Focke-Wulf 190A-9, 1945
Yet another oldie!
This is Otaki's 1/48 FW-190A-8 that I originally started as just a 'paint mule' to try out a paint mix. One thing lead to another and, well, here you are.
I added details to the cockpit, belts from aluminum tape and solder, and a scratch built gunsight. Bulged canopy is a spare from Hobbyboss, with scratchbuilt headrest and bulkheads.
For the gear, I added a strip to the landing gear doors to widen them, shortened the legs and added brakelines, spare wheels from and Eduard kit, cut out the make believe gear well and added a spare 'dimpled' panel from Eduard's, and scratch built the rest of the well. Tailwheel is an Eduard's spare.
Outboard lower canon breaches are spare bombs with plasticard shell chutes, and canon's are brass tube.
Drop tank and mount are also Eduard's spares.
Decals are spare Hobbyboss, old letraset applied to clear decal paper (to get close to the proper style, I had to use the top half of a '2' and the bottom half of a capitol 'L'), and the werke numbers are actually decal sheet item numbers made into decals by painting them with Microscale liquid decal film.
Paints are Tamiya acrylics RLM 74 is XF 24:3, XF 27:1, and the RLM 75 is XF 75:8, XF 07:1 - the whole reason for the build! Applied over Tamiya Titanium silver and haispray, and then chipped with water and a toothpick.
Hope you like.
Wow! That's a fantastic FW, Colin! And it goes well with your OTHER fantastic FWs!
Very well done - that classic kit cleaned up nicely under your care!
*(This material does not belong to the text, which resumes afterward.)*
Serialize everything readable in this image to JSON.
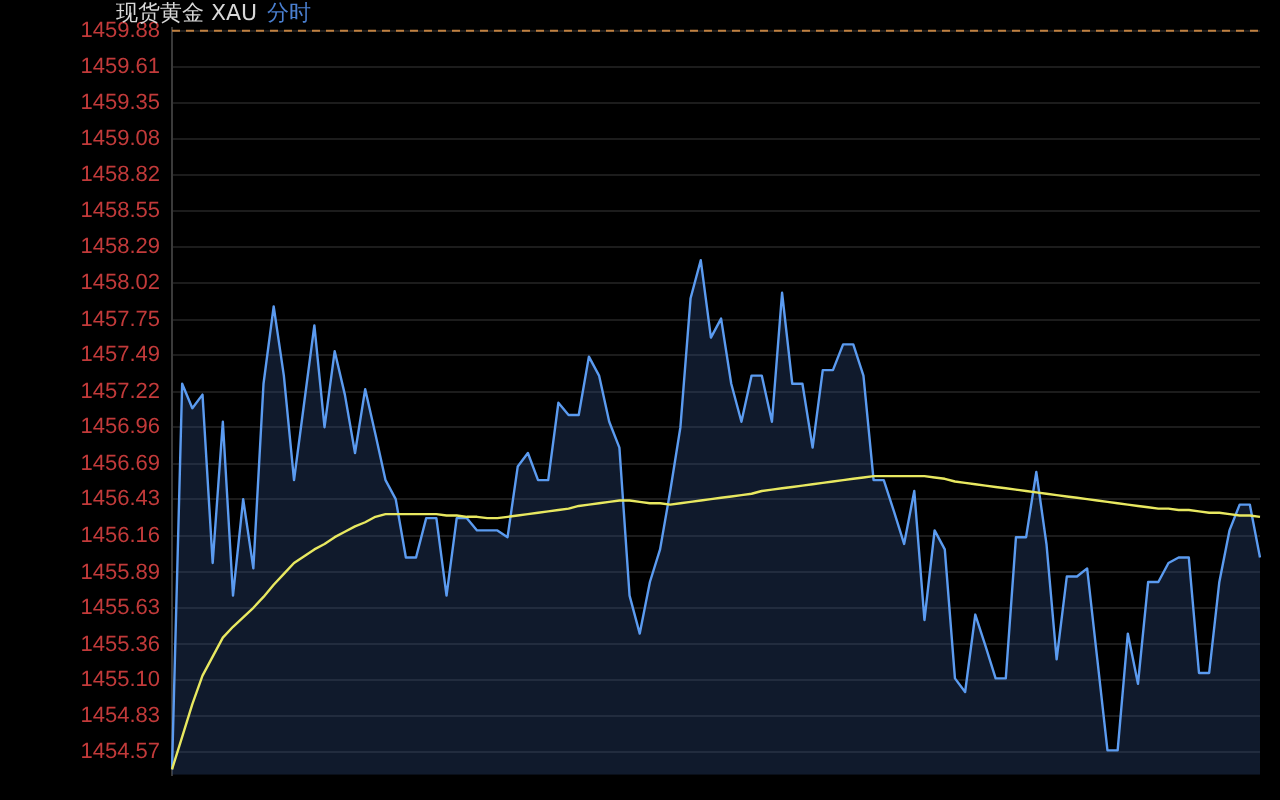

Pretty amazing to bring that old kit up to this standard. Excellent work!
Nice job, Colin.
Excellent builds !
Nice!
Hi, colin. It's an amazing finish for the old kit. I myself bought 4 or 5 boxes of the Otaki FW190 when I was young, because the kit was pretty good at that time (more than 40 years ago, probably). Especially I liked the recessed panel lines and crisp mold. But I could not build the kit as nicely as you did. Thank you for sharing.
Very nice chipping effects, like it! And also an exellent work on the markings. Thanks for sharing with us.